Eröffnet wurde das Chalet Anfang Juli mit Pomp und Pracht, auf dem roten Teppich tummelte sich die lokale Prominenz, Bürgermeister Martin Ausserdorfer und Hotelier Kurt Winkler schnitten das rote Band durch, Pfarrer Franz Künig gab dazu seinen Segen. Saxophonistinnen in Glitzerkleidern spielten auf dem dazugehörigen Naturbadeteich, das Buffet bot neben Regionalem auch Sushi.

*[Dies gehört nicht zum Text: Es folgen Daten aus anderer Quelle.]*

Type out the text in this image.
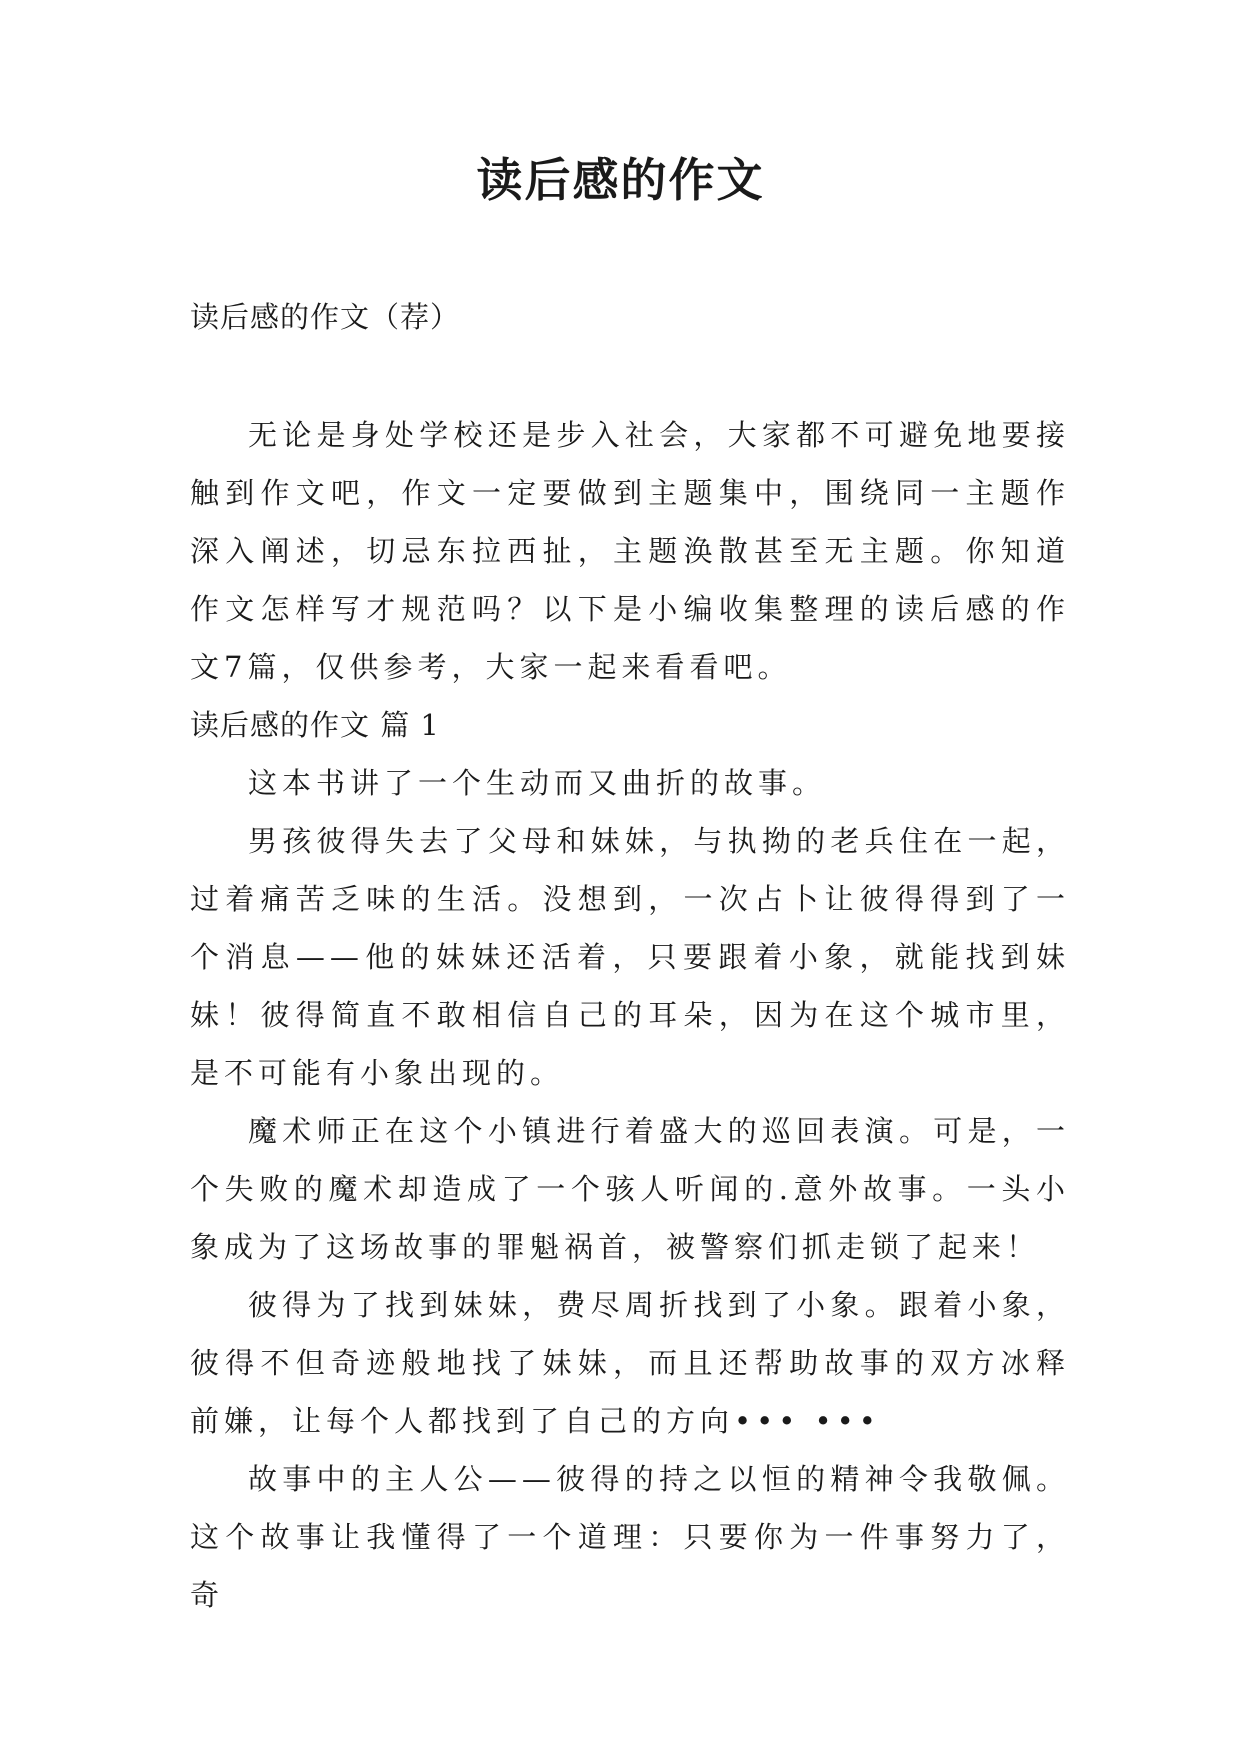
读后感的作文

读后感的作文（荐）

无论是身处学校还是步入社会，大家都不可避免地要接触到作文吧，作文一定要做到主题集中，围绕同一主题作深入阐述，切忌东拉西扯，主题涣散甚至无主题。你知道作文怎样写才规范吗？以下是小编收集整理的读后感的作文7篇，仅供参考，大家一起来看看吧。

读后感的作文 篇 1

这本书讲了一个生动而又曲折的故事。

男孩彼得失去了父母和妹妹，与执拗的老兵住在一起，过着痛苦乏味的生活。没想到，一次占卜让彼得得到了一个消息——他的妹妹还活着，只要跟着小象，就能找到妹妹！彼得简直不敢相信自己的耳朵，因为在这个城市里，是不可能有小象出现的。

魔术师正在这个小镇进行着盛大的巡回表演。可是，一个失败的魔术却造成了一个骇人听闻的.意外故事。一头小象成为了这场故事的罪魁祸首，被警察们抓走锁了起来！

彼得为了找到妹妹，费尽周折找到了小象。跟着小象，彼得不但奇迹般地找了妹妹，而且还帮助故事的双方冰释前嫌，让每个人都找到了自己的方向••• •••

故事中的主人公——彼得的持之以恒的精神令我敬佩。这个故事让我懂得了一个道理：只要你为一件事努力了，奇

Einige Wochen später empfängt Kurt Winkler dieses Magazin zu einem Gespräch. Allerdings nicht im neuen Chalet, sondern in einem kleinen Büroraum im Lanerhof, Winklers Stammhotel. Eine Führung durch das neue Gebäude gibt es auch nicht: Man wolle die Gäste nicht belästigen, so Winkler. Das Hotel Lanerhof liegt nur wenige Meter unterhalb des Chalets, ursprünglich war das Hotel ein Bauernhof. Gemäß Raumordnungsgesetz ist die Hotelkubatur gleichzeitig die Wohnkubatur des geschlossenen Hofes. Soll heißen, dass die ersten Hotelgäste mehr oder weniger von ihren Zimmern aus direkt in den Stall schauen konnten – sowie auch den sonstigen Hofbetrieb hautnah miterleben.

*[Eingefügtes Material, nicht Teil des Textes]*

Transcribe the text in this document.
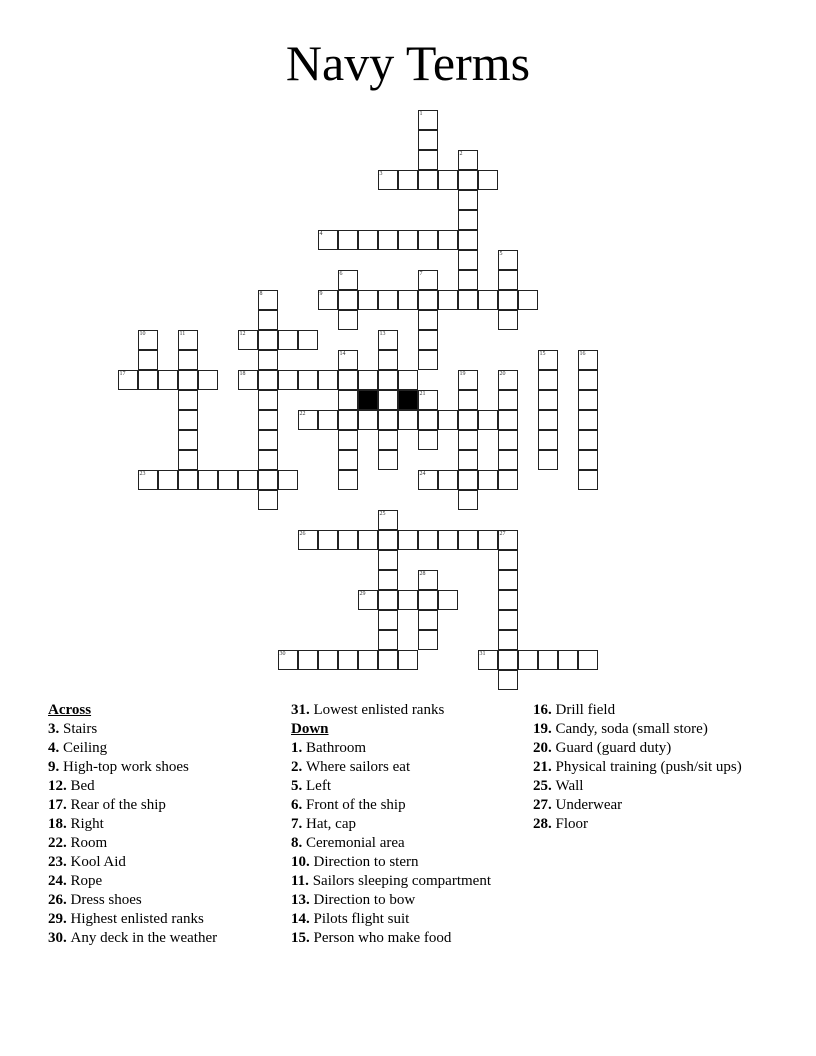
Navy Terms
1
2
3
4
5
6	7
8	9
10	11	12	13
14	15	16
17	18	19	20
21
22
23	24
25
26	27
28
29
30	31
Across
3. Stairs
4. Ceiling
9. High-top work shoes
12. Bed
17. Rear of the ship
18. Right
22. Room
23. Kool Aid
24. Rope
26. Dress shoes
29. Highest enlisted ranks
30. Any deck in the weather
31. Lowest enlisted ranks
Down
1. Bathroom
2. Where sailors eat
5. Left
6. Front of the ship
7. Hat, cap
8. Ceremonial area
10. Direction to stern
11. Sailors sleeping compartment
13. Direction to bow
14. Pilots flight suit
15. Person who make food
16. Drill field
19. Candy, soda (small store)
20. Guard (guard duty)
21. Physical training (push/sit ups)
25. Wall
27. Underwear
28. Floor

Aber weil das viele Gäste nicht so toll fanden, den Lärm und den Stallgeruch, stellte Kurt Winkler vor sechs Jahren einen Antrag auf eine Hofaussiedelung. Der damalige Bürgermeister Helmut Gräber lehnte das Projekt aber mehrmals ab, weil: Die Chalets seien zu groß, zu unpassend.
In der Folge wurde ein Architekturwettbewerb ausgeschrieben, das Projekt laufend verkleinert, irgendwann schließlich genehmigte der neue Bürgermeister, Martin Ausserdorfer, den Bau des Chalets. Die entsprechende Baukonzession nennt sich „Verlegung der Hofstelle des landwirtschaftlichen Betriebes Lanerhof“. Sie wurde im Dorfblatt Lorenzner Bote im April dieses Jahres veröffentlicht.
Kurt Winkler ist ein selbstbewusster Mann. Er ist überzeugt, mit seinem Chalet etwas absolut Einmaliges geschaffen zu haben. Fünf Luxussuiten zwischen 80 und 130 Quadratmetern befinden sich in diesem, Winkler spricht trotzdem von einem „Bauernhof“. Schließlich hätte man „ohne Weiteres ein 90-Zimmer-Hotel aufstellen können“. Jedoch man habe sich „für etwas Kleines entschieden, das in die Natur passt“.
Für derlei allerdings hätte es einer Tourismuszone bedurft, aber das steht auf einem anderen Blatt. An Luxus fehlt es jedenfalls nicht: Jede Suite verfügt über einen Saunabereich sowie einen oder gar zwei Privatpools.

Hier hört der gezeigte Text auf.